Et il reste le grand, le plus grand, parce qu’il a pourchassé le vieil homme
russe jusqu’en son propre fils, parce qu’il a dressé vers l’avenir ce vieux
pays passif, ignorant, sale et repu dans ses fourrures, comme on cabre sous le
mors et l’éperon un cheval rétif. J’entends dans les décrets d’aujourd’hui un
écho de ses ordonnances. Tout cela pourrait même s’exprimer en termes marxistes :
l’avènement de classes nouvelles.
    Platon Nikolaévitch ressemblait à Lytaev par une foule de
contrastes : par son immobilité, par sa face pleine autant que l’autre
était affinée, par sa foi assurée autant que l’autre était inquiète. Le moule d’un
visage lui ressemble parce qu’il en reproduit à rebours les harmonies. Platon
Nikolaévitch répondait lentement, car ils se parlaient surtout pour affirmer
une pensée vivante qui, n’attendant rien des hommes, éprouvait pourtant le
besoin de cet achèvement précaire : l’expression.

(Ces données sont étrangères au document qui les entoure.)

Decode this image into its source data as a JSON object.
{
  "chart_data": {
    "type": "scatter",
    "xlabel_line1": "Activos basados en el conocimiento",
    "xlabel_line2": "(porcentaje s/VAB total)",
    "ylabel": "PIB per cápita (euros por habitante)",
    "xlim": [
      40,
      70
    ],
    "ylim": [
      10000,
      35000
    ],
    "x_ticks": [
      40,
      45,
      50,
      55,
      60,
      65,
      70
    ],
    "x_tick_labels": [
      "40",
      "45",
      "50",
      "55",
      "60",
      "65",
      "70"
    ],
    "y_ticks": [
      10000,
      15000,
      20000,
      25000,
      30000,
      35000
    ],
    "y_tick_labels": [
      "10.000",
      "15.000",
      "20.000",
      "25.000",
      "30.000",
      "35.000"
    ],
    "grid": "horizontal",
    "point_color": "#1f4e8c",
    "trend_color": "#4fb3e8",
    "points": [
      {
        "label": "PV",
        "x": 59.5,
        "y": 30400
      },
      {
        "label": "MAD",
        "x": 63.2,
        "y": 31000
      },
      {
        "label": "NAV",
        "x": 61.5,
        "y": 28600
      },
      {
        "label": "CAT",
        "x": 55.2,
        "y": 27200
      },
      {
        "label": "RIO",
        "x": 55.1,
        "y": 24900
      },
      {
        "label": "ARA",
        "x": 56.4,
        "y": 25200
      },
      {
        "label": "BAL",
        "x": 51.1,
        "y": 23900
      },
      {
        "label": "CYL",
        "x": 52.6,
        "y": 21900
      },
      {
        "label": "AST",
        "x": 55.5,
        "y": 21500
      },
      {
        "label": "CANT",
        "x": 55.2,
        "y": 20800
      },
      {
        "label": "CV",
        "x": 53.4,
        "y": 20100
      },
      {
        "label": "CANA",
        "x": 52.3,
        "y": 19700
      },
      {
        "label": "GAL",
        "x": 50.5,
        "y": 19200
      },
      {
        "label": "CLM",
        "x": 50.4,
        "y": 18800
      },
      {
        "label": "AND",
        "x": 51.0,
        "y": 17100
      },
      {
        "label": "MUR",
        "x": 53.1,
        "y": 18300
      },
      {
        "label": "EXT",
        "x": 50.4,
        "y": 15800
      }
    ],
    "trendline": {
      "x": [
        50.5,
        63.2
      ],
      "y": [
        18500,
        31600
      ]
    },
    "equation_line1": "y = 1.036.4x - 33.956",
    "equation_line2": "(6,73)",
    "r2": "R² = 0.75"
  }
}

    – Non, Vadime Nikolaévitch, comme les gens du Kremlin, Pierre
n’est qu’un accident – peut-être nécessaire à certains accomplissements – dans
l’histoire de Russie. C’est Alexis qui a raison contre Pierre, comme le Christ
en croix a éternellement raison contre l’Antéchrist éternellement vaincu. Pierre
n’est grand que dans la mesure où il se fait malgré lui l’instrument d’une
cause qui n’est pas la sienne, quand il renouvelle les raisons de vivre de la
vieille Russie à laquelle il s’attaque. Ce temps de troubles finira. Les Slaves
du Sud, plus sains, demeurés plus près de la terre, referont à la fin, contre
les villes malades, l’ordre et l’unité dans la foi. Nous traversons une sorte
de Moyen-Âge et nous renaîtrons. Et nous porterons de nouveau la lumière à l’Occident.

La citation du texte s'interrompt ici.